More strikingly, the proportion of people who own their property with a mortgage now stands at 29%. Twenty years ago, that proportion was 43%, 10 years ago, it was 40%. This is not good news for our industry.

 

What’s going on?

Demographics are part of the answer. Older people are more likely to own their home outright, and the population is ageing, so it stands to reason that we would see this trend. As the report notes, large numbers of baby boomers are reaching retirement age and paying off their mortgages.

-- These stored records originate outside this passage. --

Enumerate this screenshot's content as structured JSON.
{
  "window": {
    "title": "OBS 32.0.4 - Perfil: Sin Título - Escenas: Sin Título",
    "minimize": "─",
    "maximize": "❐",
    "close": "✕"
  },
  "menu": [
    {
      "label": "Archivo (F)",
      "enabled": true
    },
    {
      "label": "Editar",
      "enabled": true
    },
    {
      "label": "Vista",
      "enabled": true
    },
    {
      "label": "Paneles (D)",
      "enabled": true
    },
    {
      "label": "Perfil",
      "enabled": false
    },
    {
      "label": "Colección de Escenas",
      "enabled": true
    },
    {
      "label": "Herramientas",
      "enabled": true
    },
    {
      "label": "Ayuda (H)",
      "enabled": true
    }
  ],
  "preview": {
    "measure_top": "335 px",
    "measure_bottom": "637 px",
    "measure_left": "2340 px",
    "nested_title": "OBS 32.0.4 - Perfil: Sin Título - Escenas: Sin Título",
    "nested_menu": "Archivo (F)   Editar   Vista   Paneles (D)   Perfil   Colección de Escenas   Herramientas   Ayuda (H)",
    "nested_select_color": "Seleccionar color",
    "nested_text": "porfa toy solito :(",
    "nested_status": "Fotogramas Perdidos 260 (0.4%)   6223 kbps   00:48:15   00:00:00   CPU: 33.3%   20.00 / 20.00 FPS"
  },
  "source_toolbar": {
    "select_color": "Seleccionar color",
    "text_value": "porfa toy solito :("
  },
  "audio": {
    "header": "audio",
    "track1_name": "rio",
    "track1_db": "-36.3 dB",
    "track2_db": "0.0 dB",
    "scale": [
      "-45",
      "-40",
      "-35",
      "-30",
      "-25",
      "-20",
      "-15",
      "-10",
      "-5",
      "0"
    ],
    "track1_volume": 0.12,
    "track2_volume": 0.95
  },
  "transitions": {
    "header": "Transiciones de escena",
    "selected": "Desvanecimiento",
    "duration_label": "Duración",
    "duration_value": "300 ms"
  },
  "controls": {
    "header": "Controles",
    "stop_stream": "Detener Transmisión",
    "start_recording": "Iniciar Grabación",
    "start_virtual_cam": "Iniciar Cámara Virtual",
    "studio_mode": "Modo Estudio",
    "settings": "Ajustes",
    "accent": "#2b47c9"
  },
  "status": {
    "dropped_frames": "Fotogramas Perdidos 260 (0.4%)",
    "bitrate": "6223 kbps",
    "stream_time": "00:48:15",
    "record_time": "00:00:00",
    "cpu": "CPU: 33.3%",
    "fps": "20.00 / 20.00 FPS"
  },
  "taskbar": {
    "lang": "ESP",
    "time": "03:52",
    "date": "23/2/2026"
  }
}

Affordability is also a factor. The number of first-time buyers rose in 2015-16, to a seven-year high of 654,000, but high house prices make it difficult for younger people to get a foot on the housing ladder. As a result, 46% of those aged 25-34 are living in the private rented sector, up from 24% ten years ago. Over the same period, the proportion of 25-34 year olds buying a home with a mortgage has fallen from 53% to 35%.

 

Alternative perspective

Often, the lower for longer interest rate environment is presented as a bad thing for older people, who tend to be net savers, and a good thing for young people, who tend to be net borrowers. This data provide a different perspective. Low interest rates aren’t much help if you’re still trying to get on the housing ladder, for two reasons.

First, they make it harder to save up a deposit. Second, they help to keep asset prices high – including house prices. I’m not making a judgement call here. I’m simply re-iterating the point – made by lots of other people, including the Bank of England that ultra-low interest rates have distributional consequences.

The good news is that 59% of private renters say they expect to buy a property at some point in the future. The challenge is for lenders and others to meet this demand if we are to have a sustainable, scale market for mortgages.